Rudassingwa was the target of a conspiracy to assassinate in Belgium in 2015, which failed when he postponed a planned trip there. Following the assassination of his counterpart opposition leader, former Rwandan intelligence chief Patrick Karegea, in South Africa in 2013 – an assassination allegedly ordered in Kigali – the State Department has advised Rudassingwa to take additional precautions.

“They told me they had turned to Kigali to warn them not to try to do such things here in the United States,” he told the Guardian.

In March this year, the FBI launched a website on transnational repression that provides advice on how to report incidents as part of a broader campaign by the administration to counter the growing threat.

“Transnational repression is used not only to hurt or threaten individual dissidents, journalists, activists and members of the diaspora, but also to silence entire communities,” said a spokesman for the National Security Council.

“Our intention is to use the full range of tools and resources at our disposal to protect and build support for targeted individuals and communities and hold perpetrators accountable for their actions.

However, Claude Gatebook, another Rwandan activist who has received repeated anonymous threats, said many in the diaspora did not report harassment due to close diplomatic ties between Washington and Kigali.

“Part of the reason people don’t talk is because they know the Rwandan government has a very close relationship with the US government, and by sharing information, they think they’re talking to themselves,” Gatebook told Freedom House.

Senior members of Congress also expressed concern over Washington’s embrace with Kagame. After General Stephen Townsend, head of US command in Africa, posted photos of himself posing next to Rwanda’s president, Senate Republican Senior Foreign Affairs Officer James Rich warned that bilateral relations “face serious complications”.

“The depiction of the opposite is counterproductive and undermining [state department] messages on other leading diplomatic issues, “Rish wrote on Twitter.

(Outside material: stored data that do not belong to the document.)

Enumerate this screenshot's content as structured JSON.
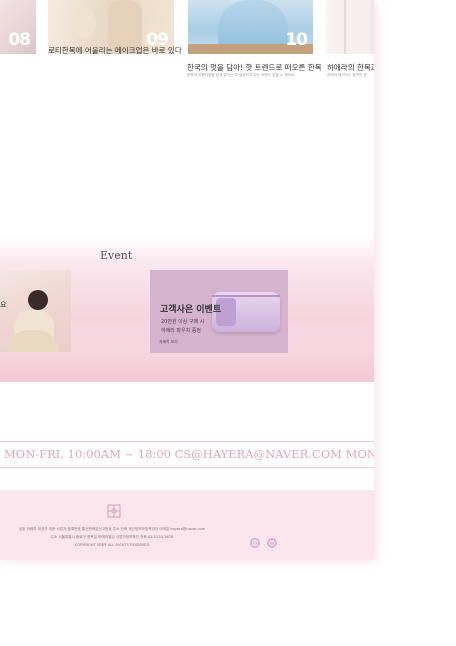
{
  "thumbs": [
    {
      "num": "08",
      "name": "thumb-08"
    },
    {
      "num": "09",
      "name": "thumb-09"
    },
    {
      "num": "10",
      "name": "thumb-10"
    },
    {
      "num": "",
      "name": "thumb-11"
    }
  ],
  "captions": {
    "c09": "로티한복에 어울리는 메이크업은 바로 있다",
    "c10": "한국의 멋을 담아! 핫 트렌드로 떠오른 한복",
    "c10_sub": "한복의 아름다움을 담게 알리는 대 설정하고 있는 브랜드 입을 수 헤라요.",
    "c11": "하에라의 한복과",
    "c11_sub": "하에라 헤이어스 알려진 한"
  },
  "event": {
    "title": "Event",
    "card1_text": "요",
    "card2_title": "고객사은 이벤트",
    "card2_line1": "20만원 이상 구매 시",
    "card2_line2": "하에라 파우치 증정",
    "card2_more": "자세히 보기"
  },
  "ticker": {
    "text": "MON-FRI, 10:00AM ~ 18:00  CS@HAYERA@NAVER.COM   MON-FRI, 1"
  },
  "footer": {
    "line1": "상호 하에라 대표자 최문 사업자 등록번호 통신판매업신고번호 주소 전화 개인정보보호책임자 이메일 hayera@naver.com",
    "line2": "주소 서울특별시 종로구 한복길 하에라빌딩 사업자정보확인 전화 02-1234-5678",
    "line3": "COPYRIGHT 하에라 ALL RIGHTS RESERVED"
  },
  "colors": {
    "accent": "#e4a5bf",
    "footer_bg": "#fbe6ee",
    "event_card": "#d6b4cf"
  }
}
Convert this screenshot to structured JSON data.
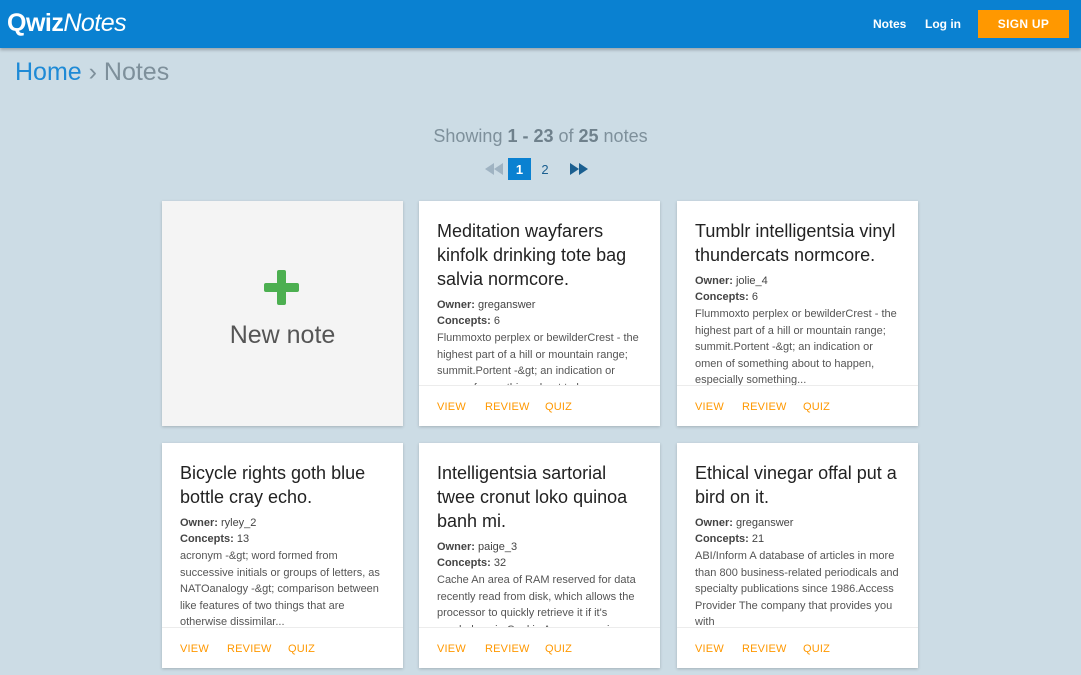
{
  "header": {
    "logo_bold": "Qwiz",
    "logo_italic": "Notes",
    "nav_notes": "Notes",
    "nav_login": "Log in",
    "signup": "SIGN UP"
  },
  "breadcrumb": {
    "home": "Home",
    "separator": " › ",
    "current": "Notes"
  },
  "listing": {
    "prefix": "Showing ",
    "range": "1 - 23",
    "of": " of ",
    "total": "25",
    "suffix": " notes"
  },
  "pagination": {
    "current_page": "1",
    "next_page": "2",
    "first_icon": "double-left-arrow-icon",
    "last_icon": "double-right-arrow-icon"
  },
  "new_note": {
    "label": "New note",
    "icon": "plus-icon"
  },
  "labels": {
    "owner": "Owner:",
    "concepts": "Concepts:",
    "view": "VIEW",
    "review": "REVIEW",
    "quiz": "QUIZ"
  },
  "notes": [
    {
      "title": "Meditation wayfarers kinfolk drinking tote bag salvia normcore.",
      "owner": " greganswer",
      "concepts": " 6",
      "description": "Flummoxto perplex or bewilderCrest - the highest part of a hill or mountain range; summit.Portent -&gt; an indication or omen of something about to happen"
    },
    {
      "title": "Tumblr intelligentsia vinyl thundercats normcore.",
      "owner": " jolie_4",
      "concepts": " 6",
      "description": "Flummoxto perplex or bewilderCrest - the highest part of a hill or mountain range; summit.Portent -&gt; an indication or omen of something about to happen, especially something..."
    },
    {
      "title": "Bicycle rights goth blue bottle cray echo.",
      "owner": " ryley_2",
      "concepts": " 13",
      "description": "acronym -&gt; word formed from successive initials or groups of letters, as NATOanalogy -&gt; comparison between like features of two things that are otherwise dissimilar..."
    },
    {
      "title": "Intelligentsia sartorial twee cronut loko quinoa banh mi.",
      "owner": " paige_3",
      "concepts": " 32",
      "description": "Cache An area of RAM reserved for data recently read from disk, which allows the processor to quickly retrieve it if it's needed again.Cookie A message given"
    },
    {
      "title": "Ethical vinegar offal put a bird on it.",
      "owner": " greganswer",
      "concepts": " 21",
      "description": "ABI/Inform A database of articles in more than 800 business-related periodicals and specialty publications since 1986.Access Provider The company that provides you with"
    }
  ],
  "colors": {
    "primary": "#0a81d1",
    "accent": "#ff9800",
    "background": "#ccdce5",
    "add_green": "#4caf50"
  }
}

“I am always sensitive to the fact that there is this level of interaction at the intelligence level, at the FBI level, of senior officials who always go to Kigali as if it were their Mecca,” Rudasingwa said. “How can I say that I am safe by sharing sensitive information with them? So sometimes you just keep it to yourself.

“No one ever calls Kagame. No one is holding him accountable, “he added. “They hit their wrists from time to time, but then you see that the United Kingdom is sending refugees there. So where do you get the courage to call him when he does you a favor?